Custom Search

Thursday, April 29, 2010

Cardiopulmonary resuscitation Part 2

Remember the ABCs
Think ABC — airway, breathing and circulation — to remember the steps explained below. Move quickly through airway and breathing to begin chest compressions.

Airway: Clear the airway

1. Put the person on his or her back on a firm surface.
2. Kneel next to the person's neck and shoulders.
3. Open the person's airway using the head-tilt, chin-lift maneuver. Put your palm on the person's forehead and gently tilt the head back. Then with the other hand, gently lift the chin forward to open the airway.
4. Check for normal breathing, taking no more than five or 10 seconds. Look for chest motion, listen for normal breath sounds, and feel for the person's breath on your cheek and ear.

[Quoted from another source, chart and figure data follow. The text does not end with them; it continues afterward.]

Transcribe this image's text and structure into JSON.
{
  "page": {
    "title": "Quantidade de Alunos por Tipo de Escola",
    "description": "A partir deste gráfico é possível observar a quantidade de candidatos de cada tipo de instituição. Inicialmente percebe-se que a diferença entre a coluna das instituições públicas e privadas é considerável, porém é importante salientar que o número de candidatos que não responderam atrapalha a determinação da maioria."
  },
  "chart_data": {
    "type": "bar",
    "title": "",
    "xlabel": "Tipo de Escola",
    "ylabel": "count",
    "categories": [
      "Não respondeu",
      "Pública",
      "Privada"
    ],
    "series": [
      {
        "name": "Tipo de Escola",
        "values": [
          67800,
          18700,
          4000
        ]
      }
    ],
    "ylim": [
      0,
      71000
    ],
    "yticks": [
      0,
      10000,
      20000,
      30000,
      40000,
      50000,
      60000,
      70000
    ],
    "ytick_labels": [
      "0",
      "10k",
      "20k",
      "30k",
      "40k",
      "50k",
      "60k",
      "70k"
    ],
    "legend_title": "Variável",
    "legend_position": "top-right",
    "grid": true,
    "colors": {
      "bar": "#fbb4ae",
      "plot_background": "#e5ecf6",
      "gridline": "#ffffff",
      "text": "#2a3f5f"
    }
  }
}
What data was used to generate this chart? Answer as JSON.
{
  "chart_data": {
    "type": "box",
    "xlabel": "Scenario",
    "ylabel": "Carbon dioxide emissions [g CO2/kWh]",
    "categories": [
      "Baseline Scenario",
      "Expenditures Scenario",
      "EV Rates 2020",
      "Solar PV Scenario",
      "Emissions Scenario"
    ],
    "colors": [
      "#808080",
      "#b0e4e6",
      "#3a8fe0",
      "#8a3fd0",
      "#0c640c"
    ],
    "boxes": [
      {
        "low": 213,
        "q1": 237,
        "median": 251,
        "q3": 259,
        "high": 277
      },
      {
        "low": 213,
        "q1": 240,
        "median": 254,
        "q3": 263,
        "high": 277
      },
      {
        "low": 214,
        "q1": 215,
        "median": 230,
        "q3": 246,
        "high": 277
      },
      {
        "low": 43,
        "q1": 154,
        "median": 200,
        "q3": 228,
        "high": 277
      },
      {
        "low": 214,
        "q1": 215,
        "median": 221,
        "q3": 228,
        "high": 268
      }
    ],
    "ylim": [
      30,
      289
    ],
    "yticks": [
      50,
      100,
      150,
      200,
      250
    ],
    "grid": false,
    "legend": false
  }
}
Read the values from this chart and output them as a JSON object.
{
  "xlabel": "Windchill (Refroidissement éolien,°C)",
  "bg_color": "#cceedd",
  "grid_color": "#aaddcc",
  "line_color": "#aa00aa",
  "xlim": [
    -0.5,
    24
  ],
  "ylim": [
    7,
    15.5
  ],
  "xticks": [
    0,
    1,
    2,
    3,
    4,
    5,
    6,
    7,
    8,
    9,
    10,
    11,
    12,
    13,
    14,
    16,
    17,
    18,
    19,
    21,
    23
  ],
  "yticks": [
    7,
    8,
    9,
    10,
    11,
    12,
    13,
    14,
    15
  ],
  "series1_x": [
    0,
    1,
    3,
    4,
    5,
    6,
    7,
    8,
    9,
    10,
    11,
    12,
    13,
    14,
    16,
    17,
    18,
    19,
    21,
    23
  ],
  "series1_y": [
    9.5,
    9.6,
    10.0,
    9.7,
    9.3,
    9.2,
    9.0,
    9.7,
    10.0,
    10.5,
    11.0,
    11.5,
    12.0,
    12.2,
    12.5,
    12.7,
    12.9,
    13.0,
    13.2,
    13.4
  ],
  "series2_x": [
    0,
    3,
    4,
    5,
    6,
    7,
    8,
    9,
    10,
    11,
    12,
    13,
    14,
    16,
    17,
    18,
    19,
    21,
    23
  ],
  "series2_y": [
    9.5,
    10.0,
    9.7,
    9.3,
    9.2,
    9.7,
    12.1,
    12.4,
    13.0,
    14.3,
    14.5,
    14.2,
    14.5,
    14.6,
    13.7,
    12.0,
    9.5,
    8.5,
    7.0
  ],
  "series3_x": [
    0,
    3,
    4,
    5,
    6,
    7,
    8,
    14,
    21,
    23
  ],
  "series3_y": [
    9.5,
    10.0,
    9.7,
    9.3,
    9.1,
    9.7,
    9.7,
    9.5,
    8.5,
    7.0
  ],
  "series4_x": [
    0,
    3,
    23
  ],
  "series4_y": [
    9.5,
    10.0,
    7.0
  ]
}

Gasping is not considered to be normal breathing. If the person isn't breathing normally and you are trained in CPR, begin mouth-to-mouth breathing. If you believe the person is unconscious from a heart attack and you haven't been trained in emergency procedures, skip mouth-to-mouth rescue breathing and proceed directly to chest compressions.

Breathing: Breathe for the person
Rescue breathing can be mouth-to-mouth breathing or mouth-to-nose breathing if the mouth is seriously injured or can't be opened.

1. With the airway open (using the head-tilt, chin-lift maneuver), pinch the nostrils shut for mouth-to-mouth breathing and cover the person's mouth with yours, making a seal.
2. Prepare to give two rescue breaths. Give the first rescue breath — lasting one second — and watch to see if the chest rises. If it does rise, give the second breath. If the chest doesn't rise, repeat the head-tilt, chin-lift maneuver and then give the second breath.
3. Begin chest compressions to restore circulation.

Circulation: Restore blood circulation with chest compressions

1. Place the heel of one hand over the center of the person's chest, between the nipples. Place your other hand on top of the first hand. Keep your elbows straight and position your shoulders directly above your hands.
2. Use your upper body weight (not just your arms) as you push straight down on (compress) the chest 2 inches (approximately 5 centimeters). Push hard at a rate of 100 compressions a minute.
3. After 30 compressions, tilt the head back and lift the chin up to open the airway. Prepare to give two rescue breaths. Pinch the nose shut and breathe into the mouth for one second. If the chest rises, give a second rescue breath. If the chest doesn't rise, repeat the head-tilt, chin-lift maneuver and then give the second rescue breath. That's one cycle. If someone else is available, ask that person to give two breaths after you do 30 compressions. If you're not trained in CPR and feel comfortable performing only chest compressions, skip rescue breathing and continue chest compressions at a rate of 100 compressions a minute until medical personnel arrive.
4. If the person has not begun moving after five cycles (about two minutes) and an automatic external defibrillator (AED) is available, apply it and follow the prompts. Administer one shock, then resume CPR — starting with chest compressions — for two more minutes before administering a second shock. If you're not trained to use an AED, a 911 operator may be able to guide you in its use. Use pediatric pads, if available, for children ages 1 to 8. Do not use an AED for babies younger than age 1. If an AED isn't available, go to step 5 below.
5. Continue CPR until there are signs of movement or until emergency medical personnel take over.